Lo más bello del testimonio de Pablo es que no va muriendo y desfalleciendo como esos santurrones que van echando en cara a todo el mundo sus privaciones heroicas –líbrenos Dios de estos “mártires”-. Nuestro apóstol proclama esta realidad como alguien que está venciendo a la muerte, incluso al progresivo desfallecimiento y deterioro de su cuerpo. Más aún, no cabe en sí de gozo al saberse reconstruido interiormente en la medida en que se gasta por sus ovejas. El testimonio que, de su puño y letra, vamos a transcribir, forma parte sin duda de la antología de lo que es un pastor de nuestro Señor Jesucristo según su amor: “Por eso no desfallecemos. Aun cuando nuestro hombre exterior se va desmoronando, el hombre interior se va renovando de día en día. …a cuantos no ponemos nuestros ojos en las cosas visibles, sino en las invisibles; pues las cosas visibles son pasajeras, mas la invisibles son eternas” (2Co 4,16-18).
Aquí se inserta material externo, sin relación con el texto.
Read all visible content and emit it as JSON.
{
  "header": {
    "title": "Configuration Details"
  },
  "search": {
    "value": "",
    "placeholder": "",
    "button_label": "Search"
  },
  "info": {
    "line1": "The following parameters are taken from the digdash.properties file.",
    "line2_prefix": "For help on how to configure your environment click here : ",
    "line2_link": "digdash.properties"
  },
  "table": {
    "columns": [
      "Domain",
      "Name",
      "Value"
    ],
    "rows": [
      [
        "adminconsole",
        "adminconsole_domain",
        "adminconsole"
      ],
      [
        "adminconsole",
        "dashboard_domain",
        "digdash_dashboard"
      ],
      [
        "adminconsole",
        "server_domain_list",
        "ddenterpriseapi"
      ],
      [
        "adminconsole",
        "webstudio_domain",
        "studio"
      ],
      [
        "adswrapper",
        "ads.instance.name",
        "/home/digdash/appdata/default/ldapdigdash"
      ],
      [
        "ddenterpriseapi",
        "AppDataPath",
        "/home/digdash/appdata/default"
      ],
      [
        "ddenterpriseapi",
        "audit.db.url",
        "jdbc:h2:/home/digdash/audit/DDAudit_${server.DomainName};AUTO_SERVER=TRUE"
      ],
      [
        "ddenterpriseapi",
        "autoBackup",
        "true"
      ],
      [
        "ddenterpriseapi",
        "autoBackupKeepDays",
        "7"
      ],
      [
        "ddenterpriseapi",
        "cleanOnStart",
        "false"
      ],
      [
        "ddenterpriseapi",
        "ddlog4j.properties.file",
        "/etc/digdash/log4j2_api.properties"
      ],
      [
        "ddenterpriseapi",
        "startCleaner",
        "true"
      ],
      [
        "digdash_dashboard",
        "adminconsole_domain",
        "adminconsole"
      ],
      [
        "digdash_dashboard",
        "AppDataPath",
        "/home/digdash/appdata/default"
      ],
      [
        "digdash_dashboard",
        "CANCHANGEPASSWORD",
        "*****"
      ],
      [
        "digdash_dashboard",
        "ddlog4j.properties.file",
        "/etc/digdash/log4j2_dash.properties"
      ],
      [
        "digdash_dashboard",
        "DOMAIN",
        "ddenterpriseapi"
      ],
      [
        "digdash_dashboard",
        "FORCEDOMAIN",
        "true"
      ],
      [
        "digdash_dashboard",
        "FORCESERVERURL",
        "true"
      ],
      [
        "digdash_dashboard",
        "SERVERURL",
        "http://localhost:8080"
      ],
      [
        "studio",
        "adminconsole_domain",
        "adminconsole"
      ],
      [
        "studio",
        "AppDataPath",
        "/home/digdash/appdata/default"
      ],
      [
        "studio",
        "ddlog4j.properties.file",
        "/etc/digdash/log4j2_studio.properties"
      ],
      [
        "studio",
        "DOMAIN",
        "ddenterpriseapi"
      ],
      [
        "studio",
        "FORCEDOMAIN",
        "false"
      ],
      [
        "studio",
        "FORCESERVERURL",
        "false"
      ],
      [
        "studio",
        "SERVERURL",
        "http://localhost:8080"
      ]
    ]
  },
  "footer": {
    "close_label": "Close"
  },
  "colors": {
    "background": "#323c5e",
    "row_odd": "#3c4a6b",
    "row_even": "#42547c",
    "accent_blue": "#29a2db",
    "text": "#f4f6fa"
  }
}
Es innegable que nos faltan adjetivos para describir la envidiable libertad interior y exterior del apóstol y, con él, la de tantos y tantos pastores que han vivido y viven su ministerio a la luz del binomio Evangelio-ovejas. Envidiable, sin duda, la libertad de Pablo. Se le ha etiquetado con la marca de misógino,  cuando casi improvisamente da un giro copernicano en su pastoreo que nos deja sin habla: no le importa proclamar que sus entrañas son de   mujer-madre; que sufre dolores de parto por la multitud de hombres y mujeres que Jesús le ha confiado.

La libertad de este hombre alcanza  su culmen cuando llega a decirnos que su perder la vida, su desgastarse por sus ovejas, no lo considera una carga que no se puede quitar de encima, sino un regalo, una gracia de Dios. Es más, se asombra de haber recibido la llamada al pastoreo, siendo como es no ya el menor de los apóstoles, sino el menos indicado de todos los discípulos del Señor. Conoce su debilidad, mas no se hace una víctima a causa de ella. Por el contrario, sin perderla de vista, se eleva sobre ella para poder anunciar el Evangelio, y esto sabiendo que es el menor de todos los santos, así es como eran llamados los cristianos: “A mí, el menor de todos los santos, me fue concedida esta gracia: la de anunciar a los gentiles la inescrutable riqueza de Cristo” (Ef 3,8). Una nota aclaratoria: Donde hemos puesto inescrutable, la traducción original transcribe: “imposible de rastrear”.

 



sábado, 2 de febrero de 2013

A TU PRÓJIMO COMO A TI MISMO


Velar con amor sobre la Palabra hasta que ésta se abra y podamos contemplar en ella al que en ella vive. Es entonces cuando el Encuentro se ata con un lazo indisoluble al Anuncio; el alma se descubre a sí misma como incansable…, necesita hacer partícipe a sus hermanos de lo que “ha visto y oído de Dios”.  

 

 

 

Al referirnos a las entrañas maternales de Pablo, hablamos también -siguiendo el símil de la madre- del sufrimiento que implica dar a luz a hijos en la fe. El apóstol, al igual que todos los pastores que hacen del anuncio del Evangelio la prioritaria razón de ser de su llamada y, más aún, su única y gran pasión, tiene dibujado en las telas de su alma esta calidad de sufrimiento. De hecho sorpresivamente nos dirá que sufre dolores de parto. “¡Hijos míos!, por quienes sufro de nuevo dolores de parto, hasta ver a Cristo formado en vosotros…” (Gá 4,19). Padeció indeciblemente los dolores del alumbramiento al conducirlos hasta el bautismo, sufrimientos que persistieron hasta -como precisa textualmente- ver a Cristo Jesús, su Señor, formado en ellos.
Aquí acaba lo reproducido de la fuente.